Car loans track the five-year Treasury note, which is influenced by the Fed’s key rate – but that’s not the only factor that determines how much you’ll pay. A borrower’s credit history, vehicle type, loan term and down payment all go into calculating that rate.

Rates on the 30-year fixed-rate mortgage do not move in line with the Fed’s benchmark rate, but instead typically track the yield on the 10-year Treasury bond, which is influenced by a number of factors including inflation, the Fed’s expectations. Activities and how investors react to all this.

Mortgage rates are at their highest level in more than two decades. According to Freddie Mac, the average rate on a 30-year mortgage was 7.79 percent as of Oct. 26, compared with 6.7 percent for the same loan in 2022 the same week.

Other home loans are more closely tied to the Fed’s moves. Home-equity credit lines and adjustable-rate mortgages – each of which have variable interest rates – typically increase within two billing cycles after a Fed rate change. The average rate on home-equity loans was 8.88 percent as of Oct. 25, up from 7.3 percent a year earlier, according to Bankrate.com.

Borrowers who already have federal student loans are not affected by the Fed’s actions because it carries the loans. fixed rate Determined by the government. (Payments on most of these loans have been paused for the past three years as part of pandemic relief measures, and became due again in October.)

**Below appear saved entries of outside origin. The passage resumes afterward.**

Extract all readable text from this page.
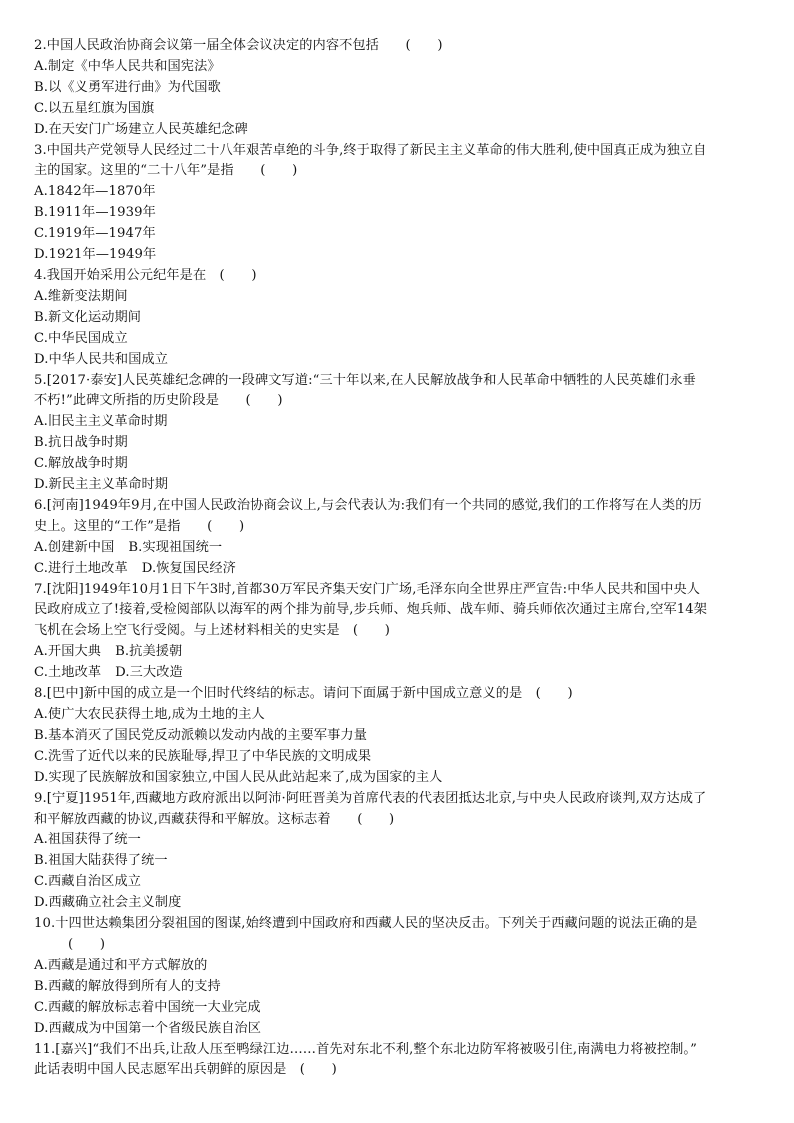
2.中国人民政治协商会议第一届全体会议决定的内容不包括　　(　　)
A.制定《中华人民共和国宪法》
B.以《义勇军进行曲》为代国歌
C.以五星红旗为国旗
D.在天安门广场建立人民英雄纪念碑
3.中国共产党领导人民经过二十八年艰苦卓绝的斗争,终于取得了新民主主义革命的伟大胜利,使中国真正成为独立自
主的国家。这里的“二十八年”是指　　(　　)
A.1842年—1870年
B.1911年—1939年
C.1919年—1947年
D.1921年—1949年
4.我国开始采用公元纪年是在　(　　)
A.维新变法期间
B.新文化运动期间
C.中华民国成立
D.中华人民共和国成立
5.[2017·泰安]人民英雄纪念碑的一段碑文写道:“三十年以来,在人民解放战争和人民革命中牺牲的人民英雄们永垂
不朽!”此碑文所指的历史阶段是　　(　　)
A.旧民主主义革命时期
B.抗日战争时期
C.解放战争时期
D.新民主主义革命时期
6.[河南]1949年9月,在中国人民政治协商会议上,与会代表认为:我们有一个共同的感觉,我们的工作将写在人类的历
史上。这里的“工作”是指　　(　　)
A.创建新中国 B.实现祖国统一
C.进行土地改革 D.恢复国民经济
7.[沈阳]1949年10月1日下午3时,首都30万军民齐集天安门广场,毛泽东向全世界庄严宣告:中华人民共和国中央人
民政府成立了!接着,受检阅部队以海军的两个排为前导,步兵师、炮兵师、战车师、骑兵师依次通过主席台,空军14架
飞机在会场上空飞行受阅。与上述材料相关的史实是　(　　)
A.开国大典 B.抗美援朝
C.土地改革 D.三大改造
8.[巴中]新中国的成立是一个旧时代终结的标志。请问下面属于新中国成立意义的是　(　　)
A.使广大农民获得土地,成为土地的主人
B.基本消灭了国民党反动派赖以发动内战的主要军事力量
C.洗雪了近代以来的民族耻辱,捍卫了中华民族的文明成果
D.实现了民族解放和国家独立,中国人民从此站起来了,成为国家的主人
9.[宁夏]1951年,西藏地方政府派出以阿沛·阿旺晋美为首席代表的代表团抵达北京,与中央人民政府谈判,双方达成了
和平解放西藏的协议,西藏获得和平解放。这标志着　　(　　)
A.祖国获得了统一
B.祖国大陆获得了统一
C.西藏自治区成立
D.西藏确立社会主义制度
10.十四世达赖集团分裂祖国的图谋,始终遭到中国政府和西藏人民的坚决反击。下列关于西藏问题的说法正确的是
(　　)
A.西藏是通过和平方式解放的
B.西藏的解放得到所有人的支持
C.西藏的解放标志着中国统一大业完成
D.西藏成为中国第一个省级民族自治区
11.[嘉兴]“我们不出兵,让敌人压至鸭绿江边……首先对东北不利,整个东北边防军将被吸引住,南满电力将被控制。”
此话表明中国人民志愿军出兵朝鲜的原因是　(　　)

But the price of batches of new federal student loans is determined each July, based on the 10-year Treasury bond auction in May. and they loan rates have climbed: Borrowers with federal graduate loans disbursed after July 1 (and before July 1, 2024) will pay 5.5 percent, up from 4.99 percent for loans disbursed a year earlier. Just three years ago, rates were below 3 percent.

Undergraduate students taking out federal loans will also pay about half a point more than a year ago, or an average of 7.05 percent, as will parents, who will pay an average of 8.05 percent.

Borrowers of private student loans have already seen rates rise due to increased interest rates. Both fixed and variable rate loans are tied to benchmarks that track the federal funds rate.

Savers seeking better returns on their money have had easier times: Rates on online savings accounts with one-year certificates of deposit have reached their highest level in more than a decade. But the pace of those increases is slowing.

“Consumers now have multiple options to earn yields greater than 5 percent on their cash,” said Ken Tumin, founder of DepositAccounts.com, part of LendingTree.

Higher Fed rates often mean banks pay more interest on their deposits, although this does not always happen immediately. When they want to bring in more money they raise their rates.

The average yield on an online savings account was 4.4 percent as of Oct. 1, up from 2.1 percent a year earlier, according to DepositAccounts.com. But the yields on money market funds offered by brokerage firms are even more attractive because they more closely track the federal funds rate. The yield on the Crain 100 Money Fund Index, which tracks the largest money market funds, was recently at 5.19 percent.

Rates on certificates of deposit, which track similarly dated Treasury securities, are also moving higher. The average one-year CD at online banks was 5.18 percent as of Oct. 1, up from 3.15 percent a year earlier, according to DepositAccounts.com.